Côte d’Ivoire : les Oscars de la Radio lancés à Abidjan
L'URPCI a lancé le 30 juillet 2026 la 3e édition d'un concours qui récompense les radios locales engagées contre l'incivisme routier
L'Union des Radios de Proximité de Côte d'Ivoire a lancé le 30 juillet 2026 à Abidjan la 3e édition des Oscars de la Radio, un concours consacré cette année à la sécurité routière, avec le soutien de l'OSER et du ministère des Transports.
L'essentiel
Ce qu'il faut retenir
- L'URPCI a lancé la 3e édition des Oscars de la Radio le 30 juillet 2026 à la Maison de la Presse d'Abidjan.
- Eric Gohou, président du conseil d'administration de l'URPCI, dirige cette initiative selon Fraternité Matin.
- Le thème 2026 porte sur le rôle des radios locales dans la promotion de la sécurité routière, selon l'AIP.
- L'Office de Sécurité Routière (OSER) et le ministère des Transports de Côte d'Ivoire sont partenaires du concours.
- Les productions sont jugées sur le professionnalisme, l'éthique et l'impact social, précise l'URPCI.
La 3e édition des Oscars de la Radio a été officiellement lancée le 30 juillet 2024 à la Maison de la Presse d’Abidjan, selon l’Union des Radios de Proximité de Côte d’Ivoire (URPCI). Ce concours, désormais installé dans le paysage médiatique ivoirien, distingue chaque année les meilleures productions des radios locales du pays.
Ce qui s’est passé à la Maison de la Presse
La conférence de presse de lancement s’est tenue le 30 juillet en présence de professionnels des médias et de partenaires de l’événement, rapporte l’Agence Ivoirienne de Presse (AIP). C’est là qu’ont été détaillés le format et le thème de cette nouvelle édition. Selon Fraternité Matin, l’initiative est portée par Eric Gohou, président du conseil d’administration de l’URPCI, qui pilote depuis plusieurs éditions ce concours destiné à valoriser le travail des radios de proximité.

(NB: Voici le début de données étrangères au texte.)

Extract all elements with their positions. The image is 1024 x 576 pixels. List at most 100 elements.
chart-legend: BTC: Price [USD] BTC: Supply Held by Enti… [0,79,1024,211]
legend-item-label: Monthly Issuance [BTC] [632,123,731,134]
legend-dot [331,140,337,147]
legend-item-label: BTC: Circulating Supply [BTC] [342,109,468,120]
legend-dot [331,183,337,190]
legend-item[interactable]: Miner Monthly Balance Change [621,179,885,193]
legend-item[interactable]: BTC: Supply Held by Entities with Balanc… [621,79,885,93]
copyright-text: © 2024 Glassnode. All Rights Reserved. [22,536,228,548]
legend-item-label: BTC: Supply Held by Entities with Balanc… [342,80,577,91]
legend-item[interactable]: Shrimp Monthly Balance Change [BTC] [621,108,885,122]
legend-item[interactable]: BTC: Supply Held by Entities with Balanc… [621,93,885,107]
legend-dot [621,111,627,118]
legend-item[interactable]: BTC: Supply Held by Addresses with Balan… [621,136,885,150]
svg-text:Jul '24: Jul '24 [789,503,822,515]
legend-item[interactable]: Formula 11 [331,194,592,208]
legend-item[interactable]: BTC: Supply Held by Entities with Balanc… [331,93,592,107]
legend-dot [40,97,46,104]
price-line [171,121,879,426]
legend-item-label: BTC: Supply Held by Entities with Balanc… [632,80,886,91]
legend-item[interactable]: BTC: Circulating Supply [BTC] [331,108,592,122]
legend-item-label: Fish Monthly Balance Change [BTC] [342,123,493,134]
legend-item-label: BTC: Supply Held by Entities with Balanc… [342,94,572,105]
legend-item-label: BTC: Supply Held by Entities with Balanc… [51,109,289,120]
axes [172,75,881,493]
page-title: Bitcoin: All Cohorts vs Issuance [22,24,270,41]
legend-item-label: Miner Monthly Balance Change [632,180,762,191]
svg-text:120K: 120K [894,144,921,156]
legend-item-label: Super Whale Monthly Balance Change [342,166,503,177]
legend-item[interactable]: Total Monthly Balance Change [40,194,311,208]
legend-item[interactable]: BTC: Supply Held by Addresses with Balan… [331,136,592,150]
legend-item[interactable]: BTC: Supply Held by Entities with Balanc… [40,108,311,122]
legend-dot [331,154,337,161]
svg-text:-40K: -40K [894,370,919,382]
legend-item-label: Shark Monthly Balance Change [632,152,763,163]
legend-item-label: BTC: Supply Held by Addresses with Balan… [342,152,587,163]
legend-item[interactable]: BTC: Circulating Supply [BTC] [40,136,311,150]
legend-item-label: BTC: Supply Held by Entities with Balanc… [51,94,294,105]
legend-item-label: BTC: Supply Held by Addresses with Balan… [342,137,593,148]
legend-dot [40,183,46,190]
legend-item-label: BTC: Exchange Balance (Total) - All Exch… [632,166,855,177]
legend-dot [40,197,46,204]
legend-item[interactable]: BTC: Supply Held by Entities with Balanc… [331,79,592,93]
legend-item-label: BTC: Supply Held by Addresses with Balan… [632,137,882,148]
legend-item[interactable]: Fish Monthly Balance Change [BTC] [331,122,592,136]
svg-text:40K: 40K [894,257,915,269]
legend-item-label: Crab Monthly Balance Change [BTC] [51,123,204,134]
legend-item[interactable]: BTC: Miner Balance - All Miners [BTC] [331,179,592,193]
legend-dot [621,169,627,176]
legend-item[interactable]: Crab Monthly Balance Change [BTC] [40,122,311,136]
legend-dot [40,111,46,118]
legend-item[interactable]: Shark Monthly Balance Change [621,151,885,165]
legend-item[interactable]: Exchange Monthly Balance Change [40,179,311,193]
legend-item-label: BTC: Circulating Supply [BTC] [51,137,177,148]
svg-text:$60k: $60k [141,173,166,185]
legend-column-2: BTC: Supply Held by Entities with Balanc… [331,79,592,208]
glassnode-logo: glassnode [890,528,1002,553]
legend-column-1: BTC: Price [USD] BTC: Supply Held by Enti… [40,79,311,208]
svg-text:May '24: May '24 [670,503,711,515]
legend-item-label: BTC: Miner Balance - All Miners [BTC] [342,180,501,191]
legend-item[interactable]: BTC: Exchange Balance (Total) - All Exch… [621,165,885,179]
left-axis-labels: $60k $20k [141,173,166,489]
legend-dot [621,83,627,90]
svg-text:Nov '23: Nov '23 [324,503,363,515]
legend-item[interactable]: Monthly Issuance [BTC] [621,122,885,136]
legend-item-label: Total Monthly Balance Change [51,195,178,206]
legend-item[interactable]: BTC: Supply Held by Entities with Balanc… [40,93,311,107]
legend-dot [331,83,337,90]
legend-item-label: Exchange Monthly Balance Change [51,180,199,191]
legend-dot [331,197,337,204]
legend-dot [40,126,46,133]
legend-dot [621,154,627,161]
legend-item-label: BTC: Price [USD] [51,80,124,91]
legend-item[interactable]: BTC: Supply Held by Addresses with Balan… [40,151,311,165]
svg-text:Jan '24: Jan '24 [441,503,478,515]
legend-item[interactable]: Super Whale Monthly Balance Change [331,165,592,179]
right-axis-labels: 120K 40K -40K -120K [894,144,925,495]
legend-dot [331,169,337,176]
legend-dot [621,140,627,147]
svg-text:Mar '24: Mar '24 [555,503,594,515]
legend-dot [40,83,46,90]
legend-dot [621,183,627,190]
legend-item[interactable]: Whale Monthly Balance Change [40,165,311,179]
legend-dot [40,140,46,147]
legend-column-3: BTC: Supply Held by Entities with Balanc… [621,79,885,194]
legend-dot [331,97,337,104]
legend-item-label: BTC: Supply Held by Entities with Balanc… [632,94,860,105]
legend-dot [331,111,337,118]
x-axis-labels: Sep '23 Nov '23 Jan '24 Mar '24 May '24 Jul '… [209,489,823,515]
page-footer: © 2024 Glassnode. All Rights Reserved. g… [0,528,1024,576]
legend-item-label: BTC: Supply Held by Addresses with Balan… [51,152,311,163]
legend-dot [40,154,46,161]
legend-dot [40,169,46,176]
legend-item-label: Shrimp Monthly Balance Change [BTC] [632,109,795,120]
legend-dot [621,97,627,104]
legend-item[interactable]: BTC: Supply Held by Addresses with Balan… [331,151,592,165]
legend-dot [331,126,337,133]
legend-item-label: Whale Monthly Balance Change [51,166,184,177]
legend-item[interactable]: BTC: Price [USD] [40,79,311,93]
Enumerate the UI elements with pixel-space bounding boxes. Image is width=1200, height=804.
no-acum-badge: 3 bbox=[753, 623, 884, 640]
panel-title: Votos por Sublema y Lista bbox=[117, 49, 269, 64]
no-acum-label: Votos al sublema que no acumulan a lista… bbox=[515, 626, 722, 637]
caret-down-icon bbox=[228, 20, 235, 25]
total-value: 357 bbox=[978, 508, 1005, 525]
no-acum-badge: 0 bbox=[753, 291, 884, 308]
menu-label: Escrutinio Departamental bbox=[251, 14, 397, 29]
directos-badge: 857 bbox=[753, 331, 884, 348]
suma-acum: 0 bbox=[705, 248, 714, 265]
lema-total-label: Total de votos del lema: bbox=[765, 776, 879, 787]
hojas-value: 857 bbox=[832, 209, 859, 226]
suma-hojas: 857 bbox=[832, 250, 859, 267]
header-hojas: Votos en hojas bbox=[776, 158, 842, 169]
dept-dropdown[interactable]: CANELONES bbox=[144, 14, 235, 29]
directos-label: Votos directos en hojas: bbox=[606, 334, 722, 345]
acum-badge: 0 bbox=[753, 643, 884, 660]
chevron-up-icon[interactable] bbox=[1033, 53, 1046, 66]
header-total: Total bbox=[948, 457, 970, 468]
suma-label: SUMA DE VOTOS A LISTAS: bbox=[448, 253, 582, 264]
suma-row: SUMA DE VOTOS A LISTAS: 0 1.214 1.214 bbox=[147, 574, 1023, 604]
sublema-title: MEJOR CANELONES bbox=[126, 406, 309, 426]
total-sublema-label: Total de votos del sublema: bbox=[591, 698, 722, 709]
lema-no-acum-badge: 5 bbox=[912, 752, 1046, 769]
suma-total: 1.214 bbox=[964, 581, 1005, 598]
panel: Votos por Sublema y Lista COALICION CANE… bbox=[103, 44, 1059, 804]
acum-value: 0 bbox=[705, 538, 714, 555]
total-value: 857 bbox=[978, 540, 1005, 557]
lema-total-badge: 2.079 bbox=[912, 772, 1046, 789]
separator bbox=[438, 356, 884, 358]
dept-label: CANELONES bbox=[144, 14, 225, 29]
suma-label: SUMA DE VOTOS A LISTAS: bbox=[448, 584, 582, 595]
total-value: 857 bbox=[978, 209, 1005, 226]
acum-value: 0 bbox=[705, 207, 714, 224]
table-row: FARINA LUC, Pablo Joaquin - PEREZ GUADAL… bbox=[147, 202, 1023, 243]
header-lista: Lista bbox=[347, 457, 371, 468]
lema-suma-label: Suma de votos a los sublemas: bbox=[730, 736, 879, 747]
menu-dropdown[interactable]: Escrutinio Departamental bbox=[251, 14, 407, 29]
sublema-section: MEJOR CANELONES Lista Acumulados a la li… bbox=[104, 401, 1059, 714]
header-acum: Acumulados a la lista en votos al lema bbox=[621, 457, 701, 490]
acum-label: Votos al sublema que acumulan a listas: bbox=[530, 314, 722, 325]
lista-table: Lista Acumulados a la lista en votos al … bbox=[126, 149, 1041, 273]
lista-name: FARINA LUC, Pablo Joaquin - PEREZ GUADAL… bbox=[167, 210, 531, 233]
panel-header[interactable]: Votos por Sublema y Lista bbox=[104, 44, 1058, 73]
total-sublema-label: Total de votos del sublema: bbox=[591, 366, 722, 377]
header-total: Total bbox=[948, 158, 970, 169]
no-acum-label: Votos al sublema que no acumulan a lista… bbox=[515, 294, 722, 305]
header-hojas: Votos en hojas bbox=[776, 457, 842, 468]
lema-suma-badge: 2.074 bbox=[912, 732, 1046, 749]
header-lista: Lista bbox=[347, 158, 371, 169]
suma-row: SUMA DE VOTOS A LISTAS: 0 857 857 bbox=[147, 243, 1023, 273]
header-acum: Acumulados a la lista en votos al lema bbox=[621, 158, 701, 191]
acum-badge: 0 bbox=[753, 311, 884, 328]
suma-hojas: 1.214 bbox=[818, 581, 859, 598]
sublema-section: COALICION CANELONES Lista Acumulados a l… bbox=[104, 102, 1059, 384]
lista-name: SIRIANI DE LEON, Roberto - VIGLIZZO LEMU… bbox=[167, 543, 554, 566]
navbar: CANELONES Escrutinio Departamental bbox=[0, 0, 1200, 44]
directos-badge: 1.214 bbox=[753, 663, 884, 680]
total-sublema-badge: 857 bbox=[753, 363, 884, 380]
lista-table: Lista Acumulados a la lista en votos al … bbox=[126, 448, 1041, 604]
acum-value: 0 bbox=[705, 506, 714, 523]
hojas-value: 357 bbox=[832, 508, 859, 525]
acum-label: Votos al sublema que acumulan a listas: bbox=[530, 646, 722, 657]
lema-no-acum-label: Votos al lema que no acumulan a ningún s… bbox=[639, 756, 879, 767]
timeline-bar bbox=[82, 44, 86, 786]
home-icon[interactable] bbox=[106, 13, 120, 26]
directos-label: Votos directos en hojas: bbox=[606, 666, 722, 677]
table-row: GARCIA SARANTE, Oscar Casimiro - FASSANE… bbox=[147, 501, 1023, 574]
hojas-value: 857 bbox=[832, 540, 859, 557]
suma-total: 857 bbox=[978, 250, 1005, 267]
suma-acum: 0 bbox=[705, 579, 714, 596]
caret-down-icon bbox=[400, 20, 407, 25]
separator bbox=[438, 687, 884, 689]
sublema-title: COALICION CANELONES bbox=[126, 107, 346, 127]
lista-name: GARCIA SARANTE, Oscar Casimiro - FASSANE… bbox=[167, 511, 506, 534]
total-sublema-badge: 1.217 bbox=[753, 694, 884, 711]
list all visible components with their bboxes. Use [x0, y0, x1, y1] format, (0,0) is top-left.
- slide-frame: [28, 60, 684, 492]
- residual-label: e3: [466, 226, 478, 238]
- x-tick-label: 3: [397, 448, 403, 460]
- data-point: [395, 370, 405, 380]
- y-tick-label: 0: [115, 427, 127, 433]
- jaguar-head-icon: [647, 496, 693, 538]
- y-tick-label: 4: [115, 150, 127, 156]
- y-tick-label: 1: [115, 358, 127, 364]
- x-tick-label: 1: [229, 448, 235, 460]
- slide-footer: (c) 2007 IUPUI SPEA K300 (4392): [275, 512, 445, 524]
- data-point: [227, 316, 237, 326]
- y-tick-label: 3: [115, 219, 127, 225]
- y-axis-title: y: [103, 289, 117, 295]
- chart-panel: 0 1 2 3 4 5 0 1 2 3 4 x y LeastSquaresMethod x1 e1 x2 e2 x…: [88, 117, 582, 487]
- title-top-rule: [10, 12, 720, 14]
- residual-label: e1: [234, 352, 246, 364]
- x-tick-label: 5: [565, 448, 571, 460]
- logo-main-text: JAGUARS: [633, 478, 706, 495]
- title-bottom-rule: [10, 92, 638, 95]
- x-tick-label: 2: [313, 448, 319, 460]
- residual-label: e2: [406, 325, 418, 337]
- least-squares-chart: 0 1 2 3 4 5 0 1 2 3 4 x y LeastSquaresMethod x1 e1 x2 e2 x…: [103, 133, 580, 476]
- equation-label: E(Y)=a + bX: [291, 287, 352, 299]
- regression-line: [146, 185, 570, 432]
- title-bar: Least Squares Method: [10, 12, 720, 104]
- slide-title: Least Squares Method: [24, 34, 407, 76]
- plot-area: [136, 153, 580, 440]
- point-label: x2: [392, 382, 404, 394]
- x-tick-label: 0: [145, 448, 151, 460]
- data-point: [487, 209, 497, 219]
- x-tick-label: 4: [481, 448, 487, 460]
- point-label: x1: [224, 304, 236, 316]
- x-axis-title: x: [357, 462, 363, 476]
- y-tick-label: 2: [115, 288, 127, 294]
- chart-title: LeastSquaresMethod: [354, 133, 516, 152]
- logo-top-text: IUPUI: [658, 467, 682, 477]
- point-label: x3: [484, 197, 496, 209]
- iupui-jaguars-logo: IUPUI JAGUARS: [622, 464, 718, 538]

La sécurité routière au coeur du concours
Le thème retenu pour 2026 met l’accent sur le rôle des médias locaux dans la promotion de la sécurité routière, indique l’AIP. Ce choix n’est pas anodin : l’Office de Sécurité Routière (OSER) collabore étroitement avec l’URPCI pour sensibiliser les populations contre l’incivisme sur les routes, précise le ministère des Transports de Côte d’Ivoire. Les journalistes et animateurs participants verront leurs productions évaluées sur trois critères, selon l’URPCI : le professionnalisme, le respect de l’éthique et l’impact social des reportages ou émissions consacrés à la sécurité routière.
Pour un lecteur français, ce partenariat entre une association de radios et une agence publique de sécurité routière rappelle les campagnes de sensibilisation menées en France via les médias locaux, mais avec une particularité ivoirienne : la radio y reste, plus qu’ailleurs, le principal vecteur d’information de masse.
Contexte en Côte d’Ivoire : le poids des radios de proximité
Les radios de proximité représentent le principal canal d’information et de sensibilisation dans les régions intérieures du pays, selon la Haute Autorité de la Communication Audiovisuelle (HACA). Dans un pays où l’accès à la télévision ou à internet reste inégal selon les zones, ces stations locales, souvent associatives ou communautaires, jouent un rôle que la presse écrite ou les chaînes nationales ne couvrent pas de la même façon. C’est cette réalité qui explique l’intérêt de l’OSER et du ministère des Transports pour un concours capable de mobiliser ce réseau de stations diffusant en français et en langues locales, au plus près des usagers de la route.
Ce lancement s’inscrit dans une actualité ivoirienne plus large, où les questions de sécurité et de gouvernance locale occupent régulièrement l’agenda des institutions et des médias du pays.
Ce que retiennent les organisateurs
L’URPCI n’a pas communiqué à ce stade de calendrier précis pour la cérémonie de remise des prix ni pour la clôture des candidatures. Ces informations devraient être précisées dans les prochaines semaines par l’organisation.
Le concours confirme, à sa manière, l’ambition de l’URPCI de professionnaliser et de mettre en lumière un secteur radiophonique local souvent moins visible que les grands médias nationaux ivoiriens.